Hier gibt es die neuesten Informationen aus unserem Staudengarten in Groß Potrems, Landkreis Rostock, Mecklenburg-Vorpommern. Ergänzend dazu können Sie in unserer Website (www.wildstaudenzauber.de) auf mehr als 700 Seiten mit fast 3.000 Bildern unseren Naturgarten kennen lernen. Unter Wildstauden verstehen wir züchterisch kaum veränderte Pflanzen und zwar nicht nur die einheimischen, sondern auch Pflanzen aus Europa, Amerika und Asien. Von 2000 bis 2012 habe ich verschiedene Naturstandorte unserer Stauden in Asien und Amerika besucht. Sie gaben mir zahlreiche Hinweise zur Verwendung der Wildstauden im Garten. Seit mehr als 40 Jahren gestalten und pflegen wir unseren naturnahen Staudengarten, in dem der Rasen und die Staudenbeete nach und nach durch Staudenwiesen ersetzt wurden. Auf 1000 m² entstanden langlebige Pflanzengemeinschaften mit etwa 500 verschiedenen Wildstaudenarten und zahlreichen Gräsern.
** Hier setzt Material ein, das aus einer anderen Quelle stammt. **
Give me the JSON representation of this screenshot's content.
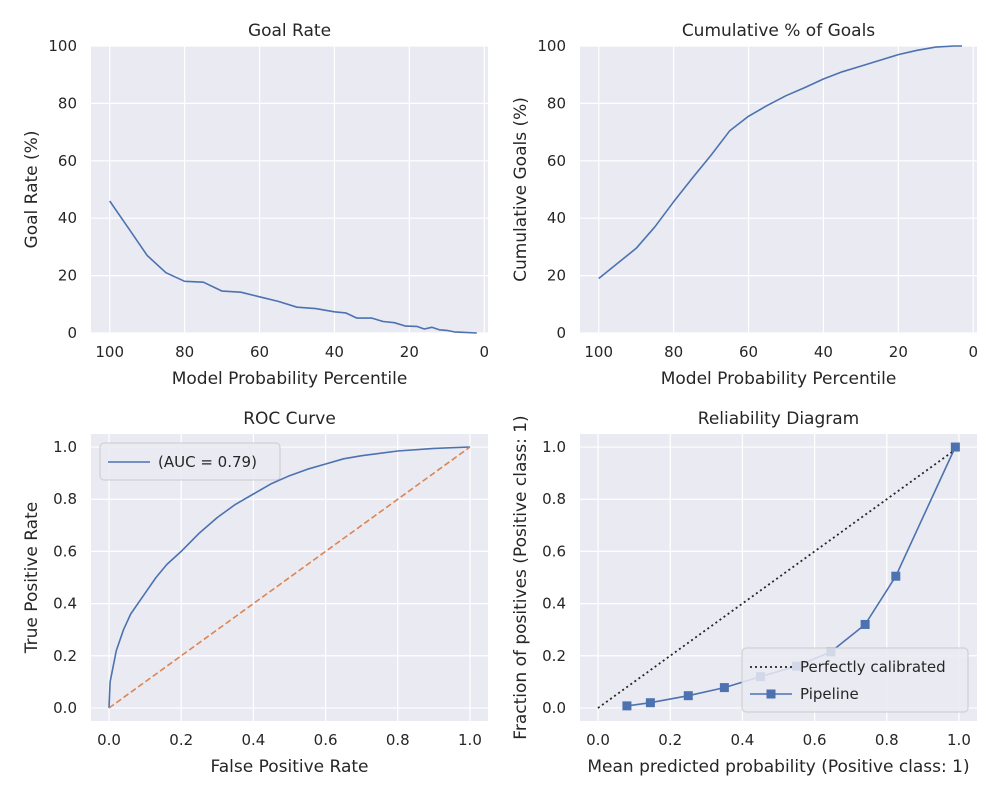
{
  "chart_data": [
    {
      "type": "line",
      "title": "Goal Rate",
      "xlabel": "Model Probability Percentile",
      "ylabel": "Goal Rate (%)",
      "xlim": [
        105,
        -1
      ],
      "ylim": [
        0,
        100
      ],
      "xticks": [
        100,
        80,
        60,
        40,
        20,
        0
      ],
      "yticks": [
        0,
        20,
        40,
        60,
        80,
        100
      ],
      "grid": true,
      "series": [
        {
          "color": "#4c72b0",
          "x": [
            100,
            95,
            90,
            85,
            80,
            75,
            70,
            65,
            60,
            55,
            50,
            45,
            40,
            37,
            34,
            30,
            27,
            24,
            21,
            18,
            16,
            14,
            12,
            10,
            8,
            5,
            2
          ],
          "y": [
            46,
            36.5,
            27,
            21,
            18,
            17.7,
            14.6,
            14.2,
            12.6,
            11,
            9,
            8.5,
            7.4,
            7,
            5.2,
            5.2,
            4,
            3.6,
            2.4,
            2.3,
            1.4,
            2,
            1.1,
            0.9,
            0.4,
            0.2,
            0
          ]
        }
      ]
    },
    {
      "type": "line",
      "title": "Cumulative % of Goals",
      "xlabel": "Model Probability Percentile",
      "ylabel": "Cumulative Goals (%)",
      "xlim": [
        105,
        -1
      ],
      "ylim": [
        0,
        100
      ],
      "xticks": [
        100,
        80,
        60,
        40,
        20,
        0
      ],
      "yticks": [
        0,
        20,
        40,
        60,
        80,
        100
      ],
      "grid": true,
      "series": [
        {
          "color": "#4c72b0",
          "x": [
            100,
            90,
            85,
            80,
            75,
            70,
            65,
            60,
            55,
            50,
            45,
            40,
            35,
            30,
            25,
            20,
            15,
            10,
            5,
            3
          ],
          "y": [
            19,
            29.5,
            37,
            45.7,
            54,
            62,
            70.5,
            75.5,
            79.3,
            82.7,
            85.5,
            88.5,
            91,
            93,
            95,
            97,
            98.5,
            99.6,
            100,
            100
          ]
        }
      ]
    },
    {
      "type": "line",
      "title": "ROC Curve",
      "xlabel": "False Positive Rate",
      "ylabel": "True Positive Rate",
      "xlim": [
        -0.05,
        1.05
      ],
      "ylim": [
        -0.05,
        1.05
      ],
      "xticks": [
        0.0,
        0.2,
        0.4,
        0.6,
        0.8,
        1.0
      ],
      "yticks": [
        0.0,
        0.2,
        0.4,
        0.6,
        0.8,
        1.0
      ],
      "grid": true,
      "legend": "top-left",
      "series": [
        {
          "name": "(AUC = 0.79)",
          "color": "#4c72b0",
          "x": [
            0,
            0.003,
            0.01,
            0.02,
            0.04,
            0.06,
            0.08,
            0.1,
            0.13,
            0.16,
            0.2,
            0.25,
            0.3,
            0.35,
            0.4,
            0.45,
            0.5,
            0.55,
            0.6,
            0.65,
            0.7,
            0.8,
            0.9,
            1.0
          ],
          "y": [
            0,
            0.1,
            0.15,
            0.22,
            0.3,
            0.36,
            0.4,
            0.44,
            0.5,
            0.55,
            0.6,
            0.67,
            0.73,
            0.78,
            0.82,
            0.86,
            0.89,
            0.915,
            0.935,
            0.955,
            0.967,
            0.985,
            0.995,
            1.0
          ]
        },
        {
          "color": "#dd8452",
          "style": "dashed",
          "x": [
            0,
            1
          ],
          "y": [
            0,
            1
          ]
        }
      ]
    },
    {
      "type": "line",
      "title": "Reliability Diagram",
      "xlabel": "Mean predicted probability (Positive class: 1)",
      "ylabel": "Fraction of positives (Positive class: 1)",
      "xlim": [
        -0.05,
        1.05
      ],
      "ylim": [
        -0.05,
        1.05
      ],
      "xticks": [
        0.0,
        0.2,
        0.4,
        0.6,
        0.8,
        1.0
      ],
      "yticks": [
        0.0,
        0.2,
        0.4,
        0.6,
        0.8,
        1.0
      ],
      "grid": true,
      "legend": "lower-right",
      "series": [
        {
          "name": "Perfectly calibrated",
          "color": "#262626",
          "style": "dotted",
          "x": [
            0,
            1
          ],
          "y": [
            0,
            1
          ]
        },
        {
          "name": "Pipeline",
          "color": "#4c72b0",
          "marker": "square",
          "x": [
            0.08,
            0.145,
            0.25,
            0.35,
            0.45,
            0.55,
            0.645,
            0.74,
            0.825,
            0.99
          ],
          "y": [
            0.008,
            0.02,
            0.047,
            0.078,
            0.12,
            0.16,
            0.215,
            0.32,
            0.505,
            1.0
          ]
        }
      ]
    }
  ]
}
Daneben gibt es auch einen großen Gemüsegarten und eine Streuobstwiese, die ebenfalls nach den Prinzipien des Naturgartens bewirtschaftet werden.

Unseren Garten können Sie täglich von Mai bis Oktober von 10.00 bis 12.00 und von 15.00 bis 18.00 besuchen. Ich biete Ihnen eine einstündige Führung durch den Garten, auch für Einzelpersonen. Um eine Spende von 5 € pro Person zur Erhaltung des Gartens wird gebeten.
Bitte nur nach Voranmeldung, vorzugsweise per E-Mail (jochen@wildstaudenzauber.de) oder Telefon: 03820813345.

Im Juni 2014 erschien mein Buch "Naturnahe Gartengestaltung mit Wildstauden", das Sie bei der Gesellschaft der Staudenfreunde für 15 € inkl. Versand erwerben können. Inzwischen ist im Juli 2019 die 2. Auflage erschienen.







Sonntag, 8. Mai 2016

Blackbox gardening

Wohl jeder Staudenverwender weiß inzwischen was dieser seltsame Begriff beinhaltet. Wenn nicht, hier ist meine Buchrezension von 2014 (http://wildstauden.blogspot.de/2014/06/blackbox-gardening.html). Schon damals schrieb ich: "In meinem eigenen Garten, auf recht fruchtbaren und feuchten Boden habe ich über viele Jahre das Aussamen und auch Wuchern meiner Wildstauden zugelassen. „Hochdynamisch“ entwickelten sich vor allem das Unkraut und die Ungräser. Der Pflegebedarf eines solchen Gartens ist enorm hoch!" Nach nunmehr 5 bis 7 Jahren waren in meinem Garten in vielen Arealen weder die  "Initialpflanzen" noch deren Sämlinge zu finden. Giersch, Quecke und auch die besonders aggresive Winde hatten sich flächendeckend ausgebreitet. Natürlich lassen sich eingewachsene Taglilien,  blattgewaltige Ligularien, Rodgersien, große Knöteriche oder mannshohe Gräserhorste nicht von Giersch & Co. ans Bein pinkeln, aber alle kleineren Pflanzen gehen in der "Blackbox" unter und müssen neu gekauft werden.
Das heißt "Blackbox gardening" eignet sich nach meiner langjährigen Erfahrung keinesfalls für guten Gartenboden.



Die "Blackbox" in der keine gewollten Pflanzen mehr zu sehen sind, steche ich Stück für Stück spatentief und -breit ab. Der Klumpen wird dann solange auf das Spatenblatt geschlagen und immer wieder ausgeschüttelt bis Erde und Pflanzen getrennt sind. Die pflanzlichen Teile kommen in die Schubkarre und zum Kompost, die weißen, dicken Windenwurzeln in die Mülltonne. Die ausgeschüttelte Erde wird anschließend nochmal nach Wurzeln durchsucht. Bei 1000 m² Staudenpflanzungen eine zeitaufwändige Prozedur in die "Blackbox" etwas Licht zu bringen.